The Clinical and Histological Spectrum of Idiopathic Inflammatory Myopathies

Idiopathic inflammatory myopathies (IIMs) are a heterogeneous group of myositis, characterised by chronic muscle weakness, cutaneous features, different extra-muscular manifestations and circulating autoantibodies. IIMs included classical polymyositis (PM), dermatomyositis (DM) and other different types of myositis with a wide range of muscle involvement. A complete autoantibody profile and a muscle biopsy are mandatory to correctly diagnose different clinical entities and to define their different prognosis. Bohan and Peter’s criteria included five items to diagnose adult onset PM and DM. The sensitivity was 74–100 %, while the specificity is low, due to a poor ability to differentiate PM from neuromuscular diseases. Other criteria included a more accurate histological definition of PM, DM or amyopathic DM, obtaining a higher specificity. Autoantibodies’ association, interstitial lung disease and clinical cardiac involvement represent the main items that could define the prognosis of these patients. On the other hand, inclusion body myositis is a different myopathy characterised by a peculiar muscle mass involvement, muscle atrophy and progressive loss of function, due to complete failure to all immunosuppressive drugs used. Treatment of IIMs is based on corticosteroids (CS), which show rapid clinical response and functional improvement. Different immunosuppressant drugs are given to obtain a better control of the disease during CS tapering dose.
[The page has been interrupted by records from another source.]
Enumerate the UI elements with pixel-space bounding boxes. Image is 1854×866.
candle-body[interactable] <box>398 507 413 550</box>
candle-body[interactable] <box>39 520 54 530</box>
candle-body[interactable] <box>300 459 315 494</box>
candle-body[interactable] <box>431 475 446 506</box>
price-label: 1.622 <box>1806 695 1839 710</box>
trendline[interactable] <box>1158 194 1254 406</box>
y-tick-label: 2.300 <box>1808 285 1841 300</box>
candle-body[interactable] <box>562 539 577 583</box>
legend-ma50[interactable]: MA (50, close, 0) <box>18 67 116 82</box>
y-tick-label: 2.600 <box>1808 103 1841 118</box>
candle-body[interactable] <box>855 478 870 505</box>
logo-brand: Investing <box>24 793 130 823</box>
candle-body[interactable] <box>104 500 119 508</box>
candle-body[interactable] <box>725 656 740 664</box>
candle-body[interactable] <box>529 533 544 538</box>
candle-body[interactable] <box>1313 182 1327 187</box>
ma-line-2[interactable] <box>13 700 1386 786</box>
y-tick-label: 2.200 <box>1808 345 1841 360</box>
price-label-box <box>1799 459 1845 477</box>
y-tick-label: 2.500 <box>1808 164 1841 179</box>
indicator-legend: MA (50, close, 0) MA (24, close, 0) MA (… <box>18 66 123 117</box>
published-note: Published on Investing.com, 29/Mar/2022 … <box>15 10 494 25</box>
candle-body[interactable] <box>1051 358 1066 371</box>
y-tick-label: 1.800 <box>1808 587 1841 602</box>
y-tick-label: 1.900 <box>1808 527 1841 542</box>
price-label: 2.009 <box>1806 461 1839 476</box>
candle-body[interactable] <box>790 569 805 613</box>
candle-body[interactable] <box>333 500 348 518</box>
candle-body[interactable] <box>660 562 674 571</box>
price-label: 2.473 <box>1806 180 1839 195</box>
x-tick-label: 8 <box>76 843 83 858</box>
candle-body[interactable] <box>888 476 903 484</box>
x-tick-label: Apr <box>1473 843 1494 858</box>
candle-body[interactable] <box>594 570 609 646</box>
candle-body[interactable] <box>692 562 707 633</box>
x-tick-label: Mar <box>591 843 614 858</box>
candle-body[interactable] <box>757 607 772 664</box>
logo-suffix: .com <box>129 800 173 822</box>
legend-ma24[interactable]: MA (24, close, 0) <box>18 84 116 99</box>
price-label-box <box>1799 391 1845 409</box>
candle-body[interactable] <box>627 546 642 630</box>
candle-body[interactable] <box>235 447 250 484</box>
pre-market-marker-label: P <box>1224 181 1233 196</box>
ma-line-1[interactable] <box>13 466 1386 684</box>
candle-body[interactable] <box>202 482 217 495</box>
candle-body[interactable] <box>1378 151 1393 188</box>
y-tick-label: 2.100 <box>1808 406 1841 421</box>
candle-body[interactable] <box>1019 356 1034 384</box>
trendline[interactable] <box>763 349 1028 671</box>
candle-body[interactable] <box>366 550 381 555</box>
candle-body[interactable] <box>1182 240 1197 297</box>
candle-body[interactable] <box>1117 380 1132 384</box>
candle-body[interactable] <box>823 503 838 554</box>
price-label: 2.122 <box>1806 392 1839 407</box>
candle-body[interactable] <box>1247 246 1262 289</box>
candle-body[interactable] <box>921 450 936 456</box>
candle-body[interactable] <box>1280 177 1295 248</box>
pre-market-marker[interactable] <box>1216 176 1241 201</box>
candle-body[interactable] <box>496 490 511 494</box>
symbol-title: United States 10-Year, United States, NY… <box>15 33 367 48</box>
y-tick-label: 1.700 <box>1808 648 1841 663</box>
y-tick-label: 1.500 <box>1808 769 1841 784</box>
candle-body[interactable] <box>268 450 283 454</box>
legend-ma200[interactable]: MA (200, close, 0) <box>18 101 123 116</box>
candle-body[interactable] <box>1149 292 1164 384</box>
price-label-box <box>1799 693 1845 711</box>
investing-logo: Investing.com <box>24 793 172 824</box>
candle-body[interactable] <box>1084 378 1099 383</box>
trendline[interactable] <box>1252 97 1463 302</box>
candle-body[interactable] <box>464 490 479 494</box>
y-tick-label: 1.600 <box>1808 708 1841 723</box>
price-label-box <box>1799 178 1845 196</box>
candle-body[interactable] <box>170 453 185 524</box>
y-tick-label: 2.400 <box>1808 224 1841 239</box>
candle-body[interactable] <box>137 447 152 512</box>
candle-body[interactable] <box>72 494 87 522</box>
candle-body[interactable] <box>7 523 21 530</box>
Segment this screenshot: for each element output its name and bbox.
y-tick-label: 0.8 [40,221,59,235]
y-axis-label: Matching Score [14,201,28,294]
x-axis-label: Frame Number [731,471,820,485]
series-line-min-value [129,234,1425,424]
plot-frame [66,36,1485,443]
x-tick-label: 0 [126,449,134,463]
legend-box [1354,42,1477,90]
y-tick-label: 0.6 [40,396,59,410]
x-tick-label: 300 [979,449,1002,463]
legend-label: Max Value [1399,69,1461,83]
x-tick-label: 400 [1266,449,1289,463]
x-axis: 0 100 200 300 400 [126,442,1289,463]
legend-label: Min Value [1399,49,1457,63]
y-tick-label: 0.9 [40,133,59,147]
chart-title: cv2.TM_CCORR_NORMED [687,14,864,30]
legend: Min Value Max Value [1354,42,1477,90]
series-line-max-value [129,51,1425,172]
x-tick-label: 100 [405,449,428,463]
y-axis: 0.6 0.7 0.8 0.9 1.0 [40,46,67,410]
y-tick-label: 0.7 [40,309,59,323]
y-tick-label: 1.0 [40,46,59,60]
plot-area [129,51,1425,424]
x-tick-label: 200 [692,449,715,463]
No controlled double blind trials demonstrated the superiority of one immunesuppressant on another. The occurrence of interstitial lung involvement requires the immediate introduction of immunosuppressants in addiction to CS. Severe dysphagia seems to improve with intravenous immunoglobulins (Ig). Physical therapy could be started after the acute phase of diseases and seems to have a beneficial role in muscle strength recovery.